Читая произведения Нины Габриэлян пребываешь в состоянии радостного возбуждения, предвкушения и обнаружения чуда, и это тем более удивительно, что содержание ее рассказов в большинстве своем глубоко трагично, часто этот трагизм имеет особую, женскую окрашенность: Полина ("Хозяин травы") умирает в результате криминального аборта, отказавшись сначала от творчества, а потом от возможности иметь ребенка, Анна Сергеевна ("Пчелиный рай") умирает в женском отделении больницы, воображая, что дает жизнь когда-то абортированному ребенку, аборт делает и оставленная своим возлюбленным героиня "Квартиры", мирная семья маленького армянского мальчика ("Игра в прятки") становится жертвой межнациональной резни, обиженная родственниками женщина уходит из дома ("Сквозняк"), женщину, наконец, обретшую чувство гармонии с собственным телом и счастье, ждет глубокое разочарование ("Счастье") и т.д.
Загадка подобного несоответствия трагической событийной линии текста и оптимистического характера его восприятия кроется в языке писательницы. Это язык бьющей через край жизни. Его неослабевающая энергия и истинно телесная страстность многократно восполняет и тем самым преодолевает трагическое несовершенство героев и мира, их окружающего. Одна из основных черт этого языка - его колористичность, писательница словно рисует свои тексты крупными, рельефными мазками ярких цветов. Буйное цветение красок в произведениях Габриэлян - это гимн жизни во всех формах ее проявления. Один из наиболее ярких примеров тому мы находим в эссе "Дом в Метехском переулке".
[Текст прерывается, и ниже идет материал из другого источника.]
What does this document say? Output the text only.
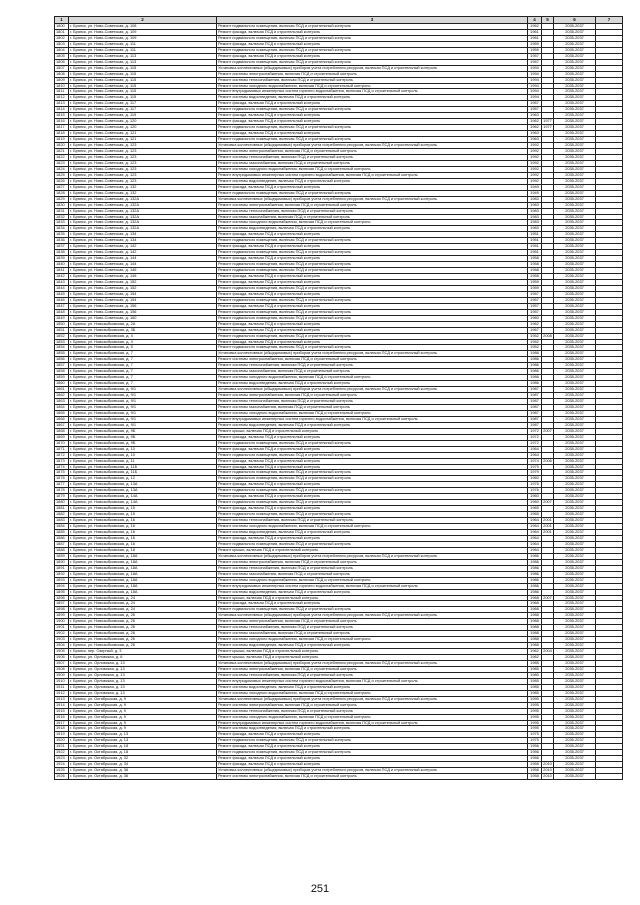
1	2	3	4	5	6	7
1800	г. Брянск, ул. Ново-Советская, д. 108	Ремонт подвального помещения, включая ПСД и строительный контроль	1962		2035-2037	
1801	г. Брянск, ул. Ново-Советская, д. 109	Ремонт фасада, включая ПСД и строительный контроль	1961		2035-2037	
1802	г. Брянск, ул. Ново-Советская, д. 109	Ремонт подвального помещения, включая ПСД и строительный контроль	1961		2035-2037	
1803	г. Брянск, ул. Ново-Советская, д. 111	Ремонт фасада, включая ПСД и строительный контроль	1959		2035-2037	
1804	г. Брянск, ул. Ново-Советская, д. 111	Ремонт подвального помещения, включая ПСД и строительный контроль	1959		2035-2037	
1805	г. Брянск, ул. Ново-Советская, д. 113	Ремонт фасада, включая ПСД и строительный контроль	1957		2035-2037	
1806	г. Брянск, ул. Ново-Советская, д. 113	Ремонт подвального помещения, включая ПСД и строительный контроль	1957		2035-2037	
1807	г. Брянск, ул. Ново-Советская, д. 115	Установка коллективных (общедомовых) приборов учета потребления ресурсов, включая ПСД и строительный контроль	1994		2035-2037	
1808	г. Брянск, ул. Ново-Советская, д. 115	Ремонт системы электроснабжения, включая ПСД и строительный контроль	1994		2035-2037	
1809	г. Брянск, ул. Ново-Советская, д. 115	Ремонт системы теплоснабжения, включая ПСД и строительный контроль	1994		2035-2037	
1810	г. Брянск, ул. Ново-Советская, д. 115	Ремонт системы холодного водоснабжения, включая ПСД и строительный контроль	1994		2035-2037	
1811	г. Брянск, ул. Ново-Советская, д. 115	Ремонт внутридомовых инженерных систем горячего водоснабжения, включая ПСД и строительный контроль	1994		2035-2037	
1812	г. Брянск, ул. Ново-Советская, д. 115	Ремонт системы водоотведения, включая ПСД и строительный контроль	1994		2035-2037	
1813	г. Брянск, ул. Ново-Советская, д. 117	Ремонт фасада, включая ПСД и строительный контроль	1957		2035-2037	
1814	г. Брянск, ул. Ново-Советская, д. 117	Ремонт подвального помещения, включая ПСД и строительный контроль	1957		2035-2037	
1815	г. Брянск, ул. Ново-Советская, д. 119	Ремонт фасада, включая ПСД и строительный контроль	1963		2035-2037	
1816	г. Брянск, ул. Ново-Советская, д. 120	Ремонт фасада, включая ПСД и строительный контроль	1962	1977	2035-2037	
1817	г. Брянск, ул. Ново-Советская, д. 120	Ремонт подвального помещения, включая ПСД и строительный контроль	1962	1977	2035-2037	
1818	г. Брянск, ул. Ново-Советская, д. 121	Ремонт фасада, включая ПСД и строительный контроль	1963		2035-2037	
1819	г. Брянск, ул. Ново-Советская, д. 121	Ремонт подвального помещения, включая ПСД и строительный контроль	1963		2035-2037	
1820	г. Брянск, ул. Ново-Советская, д. 123	Установка коллективных (общедомовых) приборов учета потребления ресурсов, включая ПСД и строительный контроль	1992		2035-2037	
1821	г. Брянск, ул. Ново-Советская, д. 123	Ремонт системы электроснабжения, включая ПСД и строительный контроль	1992		2035-2037	
1822	г. Брянск, ул. Ново-Советская, д. 123	Ремонт системы теплоснабжения, включая ПСД и строительный контроль	1992		2035-2037	
1823	г. Брянск, ул. Ново-Советская, д. 123	Ремонт системы газоснабжения, включая ПСД и строительный контроль	1992		2035-2037	
1824	г. Брянск, ул. Ново-Советская, д. 123	Ремонт системы холодного водоснабжения, включая ПСД и строительный контроль	1992		2035-2037	
1825	г. Брянск, ул. Ново-Советская, д. 123	Ремонт внутридомовых инженерных систем горячего водоснабжения, включая ПСД и строительный контроль	1992		2035-2037	
1826	г. Брянск, ул. Ново-Советская, д. 123	Ремонт системы водоотведения, включая ПСД и строительный контроль	1992		2035-2037	
1827	г. Брянск, ул. Ново-Советская, д. 132	Ремонт фасада, включая ПСД и строительный контроль	1949		2035-2037	
1828	г. Брянск, ул. Ново-Советская, д. 132	Ремонт подвального помещения, включая ПСД и строительный контроль	1949		2035-2037	
1829	г. Брянск, ул. Ново-Советская, д. 132А	Установка коллективных (общедомовых) приборов учета потребления ресурсов, включая ПСД и строительный контроль	1983		2035-2037	
1830	г. Брянск, ул. Ново-Советская, д. 132А	Ремонт системы электроснабжения, включая ПСД и строительный контроль	1983		2035-2037	
1831	г. Брянск, ул. Ново-Советская, д. 132А	Ремонт системы теплоснабжения, включая ПСД и строительный контроль	1983		2035-2037	
1832	г. Брянск, ул. Ново-Советская, д. 132А	Ремонт системы газоснабжения, включая ПСД и строительный контроль	1983		2035-2037	
1833	г. Брянск, ул. Ново-Советская, д. 132А	Ремонт системы холодного водоснабжения, включая ПСД и строительный контроль	1983		2035-2037	
1834	г. Брянск, ул. Ново-Советская, д. 132А	Ремонт системы водоотведения, включая ПСД и строительный контроль	1983		2035-2037	
1835	г. Брянск, ул. Ново-Советская, д. 134	Ремонт фасада, включая ПСД и строительный контроль	1951		2035-2037	
1836	г. Брянск, ул. Ново-Советская, д. 134	Ремонт подвального помещения, включая ПСД и строительный контроль	1951		2035-2037	
1837	г. Брянск, ул. Ново-Советская, д. 142	Ремонт фасада, включая ПСД и строительный контроль	1951		2035-2037	
1838	г. Брянск, ул. Ново-Советская, д. 142	Ремонт подвального помещения, включая ПСД и строительный контроль	1951		2035-2037	
1839	г. Брянск, ул. Ново-Советская, д. 144	Ремонт фасада, включая ПСД и строительный контроль	1958		2035-2037	
1840	г. Брянск, ул. Ново-Советская, д. 144	Ремонт подвального помещения, включая ПСД и строительный контроль	1958		2035-2037	
1841	г. Брянск, ул. Ново-Советская, д. 146	Ремонт подвального помещения, включая ПСД и строительный контроль	1958		2035-2037	
1842	г. Брянск, ул. Ново-Советская, д. 146	Ремонт фасада, включая ПСД и строительный контроль	1958		2035-2037	
1843	г. Брянск, ул. Ново-Советская, д. 152	Ремонт фасада, включая ПСД и строительный контроль	1959		2035-2037	
1844	г. Брянск, ул. Ново-Советская, д. 152	Ремонт подвального помещения, включая ПСД и строительный контроль	1959		2035-2037	
1845	г. Брянск, ул. Ново-Советская, д. 154	Ремонт фасада, включая ПСД и строительный контроль	1957		2035-2037	
1846	г. Брянск, ул. Ново-Советская, д. 154	Ремонт подвального помещения, включая ПСД и строительный контроль	1957		2035-2037	
1847	г. Брянск, ул. Ново-Советская, д. 156	Ремонт фасада, включая ПСД и строительный контроль	1957		2035-2037	
1848	г. Брянск, ул. Ново-Советская, д. 156	Ремонт подвального помещения, включая ПСД и строительный контроль	1957		2035-2037	
1849	г. Брянск, ул. Ново-Советская, д. 160	Ремонт подвального помещения, включая ПСД и строительный контроль	1960		2035-2037	
1850	г. Брянск, ул. Новозыбковская, д. 2А	Ремонт фасада, включая ПСД и строительный контроль	1962		2035-2037	
1851	г. Брянск, ул. Новозыбковская, д. 3Б	Ремонт фасада, включая ПСД и строительный контроль	1967		2035-2037	
1852	г. Брянск, ул. Новозыбковская, д. 4	Ремонт подвального помещения, включая ПСД и строительный контроль	1952	2008	2035-2037	
1853	г. Брянск, ул. Новозыбковская, д. 4	Ремонт фасада, включая ПСД и строительный контроль	1952		2035-2037	
1854	г. Брянск, ул. Новозыбковская, д. 5	Ремонт подвального помещения, включая ПСД и строительный контроль	1952		2035-2037	
1855	г. Брянск, ул. Новозыбковская, д. 7	Установка коллективных (общедомовых) приборов учета потребления ресурсов, включая ПСД и строительный контроль	1986		2035-2037	
1856	г. Брянск, ул. Новозыбковская, д. 7	Ремонт системы электроснабжения, включая ПСД и строительный контроль	1986		2035-2037	
1857	г. Брянск, ул. Новозыбковская, д. 7	Ремонт системы теплоснабжения, включая ПСД и строительный контроль	1986		2035-2037	
1858	г. Брянск, ул. Новозыбковская, д. 7	Ремонт системы газоснабжения, включая ПСД и строительный контроль	1986		2035-2037	
1859	г. Брянск, ул. Новозыбковская, д. 7	Ремонт системы холодного водоснабжения, включая ПСД и строительный контроль	1986		2035-2037	
1860	г. Брянск, ул. Новозыбковская, д. 7	Ремонт системы водоотведения, включая ПСД и строительный контроль	1986		2035-2037	
1861	г. Брянск, ул. Новозыбковская, д. 9/1	Установка коллективных (общедомовых) приборов учета потребления ресурсов, включая ПСД и строительный контроль	1987		2035-2037	
1862	г. Брянск, ул. Новозыбковская, д. 9/1	Ремонт системы электроснабжения, включая ПСД и строительный контроль	1987		2035-2037	
1863	г. Брянск, ул. Новозыбковская, д. 9/1	Ремонт системы теплоснабжения, включая ПСД и строительный контроль	1987		2035-2037	
1864	г. Брянск, ул. Новозыбковская, д. 9/1	Ремонт системы газоснабжения, включая ПСД и строительный контроль	1987		2035-2037	
1865	г. Брянск, ул. Новозыбковская, д. 9/1	Ремонт системы холодного водоснабжения, включая ПСД и строительный контроль	1987		2035-2037	
1866	г. Брянск, ул. Новозыбковская, д. 9/1	Ремонт внутридомовых инженерных систем горячего водоснабжения, включая ПСД и строительный контроль	1987		2035-2037	
1867	г. Брянск, ул. Новозыбковская, д. 9/1	Ремонт системы водоотведения, включая ПСД и строительный контроль	1987		2035-2037	
1868	г. Брянск, ул. Новозыбковская, д. 9Б	Ремонт крыши, включая ПСД и строительный контроль	1972	2007	2035-2037	
1869	г. Брянск, ул. Новозыбковская, д. 9Б	Ремонт фасада, включая ПСД и строительный контроль	1972		2035-2037	
1870	г. Брянск, ул. Новозыбковская, д. 9Б	Ремонт подвального помещения, включая ПСД и строительный контроль	1972		2035-2037	
1871	г. Брянск, ул. Новозыбковская, д. 10	Ремонт фасада, включая ПСД и строительный контроль	1964		2035-2037	
1872	г. Брянск, ул. Новозыбковская, д. 10	Ремонт подвального помещения, включая ПСД и строительный контроль	1964		2035-2037	
1873	г. Брянск, ул. Новозыбковская, д. 11	Ремонт фасада, включая ПСД и строительный контроль	1974	2006	2035-2037	
1874	г. Брянск, ул. Новозыбковская, д. 11Б	Ремонт фасада, включая ПСД и строительный контроль	1979		2035-2037	
1875	г. Брянск, ул. Новозыбковская, д. 11Б	Ремонт подвального помещения, включая ПСД и строительный контроль	1979		2035-2037	
1876	г. Брянск, ул. Новозыбковская, д. 12	Ремонт подвального помещения, включая ПСД и строительный контроль	1960		2035-2037	
1877	г. Брянск, ул. Новозыбковская, д. 13А	Ремонт фасада, включая ПСД и строительный контроль	1976		2035-2037	
1878	г. Брянск, ул. Новозыбковская, д. 13А	Ремонт подвального помещения, включая ПСД и строительный контроль	1976		2035-2037	
1879	г. Брянск, ул. Новозыбковская, д. 14А	Ремонт фасада, включая ПСД и строительный контроль	1960		2035-2037	
1880	г. Брянск, ул. Новозыбковская, д. 14А	Ремонт подвального помещения, включая ПСД и строительный контроль	1960	2007	2035-2037	
1881	г. Брянск, ул. Новозыбковская, д. 15	Ремонт фасада, включая ПСД и строительный контроль	1965		2035-2037	
1882	г. Брянск, ул. Новозыбковская, д. 15	Ремонт подвального помещения, включая ПСД и строительный контроль	1965		2035-2037	
1883	г. Брянск, ул. Новозыбковская, д. 16	Ремонт системы теплоснабжения, включая ПСД и строительный контроль	1964	2001	2035-2037	
1884	г. Брянск, ул. Новозыбковская, д. 16	Ремонт системы холодного водоснабжения, включая ПСД и строительный контроль	1964	2001	2035-2037	
1885	г. Брянск, ул. Новозыбковская, д. 16	Ремонт системы водоотведения, включая ПСД и строительный контроль	1964	2001	2035-2037	
1886	г. Брянск, ул. Новозыбковская, д. 16	Ремонт фасада, включая ПСД и строительный контроль	1964		2035-2037	
1887	г. Брянск, ул. Новозыбковская, д. 16	Ремонт подвального помещения, включая ПСД и строительный контроль	1964		2035-2037	
1888	г. Брянск, ул. Новозыбковская, д. 18	Ремонт крыши, включая ПСД и строительный контроль	1964		2035-2037	
1889	г. Брянск, ул. Новозыбковская, д. 18А	Установка коллективных (общедомовых) приборов учета потребления ресурсов, включая ПСД и строительный контроль	1986		2035-2037	
1890	г. Брянск, ул. Новозыбковская, д. 18А	Ремонт системы электроснабжения, включая ПСД и строительный контроль	1986		2035-2037	
1891	г. Брянск, ул. Новозыбковская, д. 18А	Ремонт системы теплоснабжения, включая ПСД и строительный контроль	1986		2035-2037	
1892	г. Брянск, ул. Новозыбковская, д. 18А	Ремонт системы газоснабжения, включая ПСД и строительный контроль	1986		2035-2037	
1893	г. Брянск, ул. Новозыбковская, д. 18А	Ремонт системы холодного водоснабжения, включая ПСД и строительный контроль	1986		2035-2037	
1894	г. Брянск, ул. Новозыбковская, д. 18А	Ремонт внутридомовых инженерных систем горячего водоснабжения, включая ПСД и строительный контроль	1986		2035-2037	
1895	г. Брянск, ул. Новозыбковская, д. 18А	Ремонт системы водоотведения, включая ПСД и строительный контроль	1986		2035-2037	
1896	г. Брянск, ул. Новозыбковская, д. 24	Ремонт крыши, включая ПСД и строительный контроль	1968	2007	2035-2037	
1897	г. Брянск, ул. Новозыбковская, д. 24	Ремонт фасада, включая ПСД и строительный контроль	1968		2035-2037	
1898	г. Брянск, ул. Новозыбковская, д. 24	Ремонт подвального помещения, включая ПСД и строительный контроль	1968		2035-2037	
1899	г. Брянск, ул. Новозыбковская, д. 26	Установка коллективных (общедомовых) приборов учета потребления ресурсов, включая ПСД и строительный контроль	1988		2035-2037	
1900	г. Брянск, ул. Новозыбковская, д. 26	Ремонт системы электроснабжения, включая ПСД и строительный контроль	1988		2035-2037	
1901	г. Брянск, ул. Новозыбковская, д. 26	Ремонт системы теплоснабжения, включая ПСД и строительный контроль	1988		2035-2037	
1902	г. Брянск, ул. Новозыбковская, д. 26	Ремонт системы газоснабжения, включая ПСД и строительный контроль	1988		2035-2037	
1903	г. Брянск, ул. Новозыбковская, д. 26	Ремонт системы холодного водоснабжения, включая ПСД и строительный контроль	1988		2035-2037	
1904	г. Брянск, ул. Новозыбковская, д. 26	Ремонт системы водоотведения, включая ПСД и строительный контроль	1988		2035-2037	
1905	г. Брянск, пер. Озерный, д. 3	Ремонт крыши, включая ПСД и строительный контроль	1962	2004	2035-2037	
1906	г. Брянск, ул. Орловская, д. 6	Ремонт крыши, включая ПСД и строительный контроль	1962		2035-2037	
1907	г. Брянск, ул. Орловская, д. 13	Установка коллективных (общедомовых) приборов учета потребления ресурсов, включая ПСД и строительный контроль	1985		2035-2037	
1908	г. Брянск, ул. Орловская, д. 13	Ремонт системы электроснабжения, включая ПСД и строительный контроль	1985		2035-2037	
1909	г. Брянск, ул. Орловская, д. 13	Ремонт системы теплоснабжения, включая ПСД и строительный контроль	1985		2035-2037	
1910	г. Брянск, ул. Орловская, д. 13	Ремонт внутридомовых инженерных систем горячего водоснабжения, включая ПСД и строительный контроль	1985		2035-2037	
1911	г. Брянск, ул. Орловская, д. 13	Ремонт системы водоотведения, включая ПСД и строительный контроль	1985		2035-2037	
1912	г. Брянск, ул. Орловская, д. 13	Ремонт системы холодного водоснабжения, включая ПСД и строительный контроль	1985		2035-2037	
1913	г. Брянск, ул. Октябрьская, д. 9	Установка коллективных (общедомовых) приборов учета потребления ресурсов, включая ПСД и строительный контроль	1995		2035-2037	
1914	г. Брянск, ул. Октябрьская, д. 9	Ремонт системы электроснабжения, включая ПСД и строительный контроль	1995		2035-2037	
1915	г. Брянск, ул. Октябрьская, д. 9	Ремонт системы теплоснабжения, включая ПСД и строительный контроль	1995		2035-2037	
1916	г. Брянск, ул. Октябрьская, д. 9	Ремонт системы холодного водоснабжения, включая ПСД и строительный контроль	1995		2035-2037	
1917	г. Брянск, ул. Октябрьская, д. 9	Ремонт внутридомовых инженерных систем горячего водоснабжения, включая ПСД и строительный контроль	1995		2035-2037	
1918	г. Брянск, ул. Октябрьская, д. 9	Ремонт системы водоотведения, включая ПСД и строительный контроль	1995		2035-2037	
1919	г. Брянск, ул. Октябрьская, д. 13	Ремонт фасада, включая ПСД и строительный контроль	1975		2035-2037	
1920	г. Брянск, ул. Октябрьская, д. 13	Ремонт подвального помещения, включая ПСД и строительный контроль	1975		2035-2037	
1921	г. Брянск, ул. Октябрьская, д. 18	Ремонт фасада, включая ПСД и строительный контроль	1956		2035-2037	
1922	г. Брянск, ул. Октябрьская, д. 18	Ремонт подвального помещения, включая ПСД и строительный контроль	1956		2035-2037	
1923	г. Брянск, ул. Октябрьская, д. 32	Ремонт фасада, включая ПСД и строительный контроль	1956		2035-2037	
1924	г. Брянск, ул. Октябрьская, д. 34	Ремонт фасада, включая ПСД и строительный контроль	1958	2010	2035-2037	
1925	г. Брянск, ул. Октябрьская, д. 36	Установка коллективных (общедомовых) приборов учета потребления ресурсов, включая ПСД и строительный контроль	1958	2010	2035-2037	
1926	г. Брянск, ул. Октябрьская, д. 36	Ремонт системы электроснабжения, включая ПСД и строительный контроль	1958	2010	2035-2037	
251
Пребывание в доме художника создает уникальные условия, в которых окончательно складывается художественный метод писательницы, базирующийся на триаде: образ - цвет - смысл. Она описывает серию картин художника, прослеживающую жизнь граната от рождения до смерти. "Вот гранаты, такие еще маленькие, только что вышедшие из материнского лона сада, эдакие бледно-розовые сморщенные младенцы, еще не вполне оправившиеся от мук расторжения с материнским организмом". А вот уже "зрелый зверовидный гранат-самец", в которого превратится один из этих малышей. И так кадр за кадром перед героиней и читателем проходит вся недолгая жизнь граната, заканчивающаяся картиной "Череп граната". Под кожурой внешней трансформации происходят невидимые глазу процессы - разыгрывается тайная мистерия жизни, интуитивное понимание которой писательница стремится выразить языком цветовой и телесной пластики. "От картины к картине гранат необратимо изменялся, набухал соками жизни, которые одновременно были и соками смерти и в конце концов взорвали его плоть изнутри, чтобы вырваться наружу и расцвести чудовищно прекрасным цветком". И героиня вдруг приходит к осознанию, что смерть наступает не от оскудения жизни, а из-за того, что со временем в человеке накапливается некий переизбыток жизни, который он уже не может вместить в своем теле, и потому жизнь ищет выхода наружу - "из тесного пространства нашего физического "я" -- в иные пространства". Тем самым снимается грань и страх перехода, стирается граница зеркала, в котором герои ищут встречи с иным, невыразимым миром. "Чудовищно прекрасный цветок" смерти торжествует над представлением о ней, как об унылом спуске в небытие. И снова мы обнаруживаем явственную перекличку мотивов и образов прозаических и поэтических текстов Габриэлян.

…Этот полдень души,
нестерпимо горячее лето,
Жгучий свет, вавилонское
столпотворение цвета!
В изобилье чудовищном
чувственно-мощных плодов
Скрыта жажда корней
вожделенья подземного зов.

Истинный смысл происходящего в произведениях Габриэлян также раскрывается на языке цвета. Исключительно интересным в этом контексте цветового кодирования представляется уже упоминавшийся ранее рассказ "Квартира". Так, все основные этапы биографии героини связывались в ее сознании со сменой квартир, а характер каждого из этих периодов напрямую связывался с цветом стен той формы, которую она в тот момент заполняла.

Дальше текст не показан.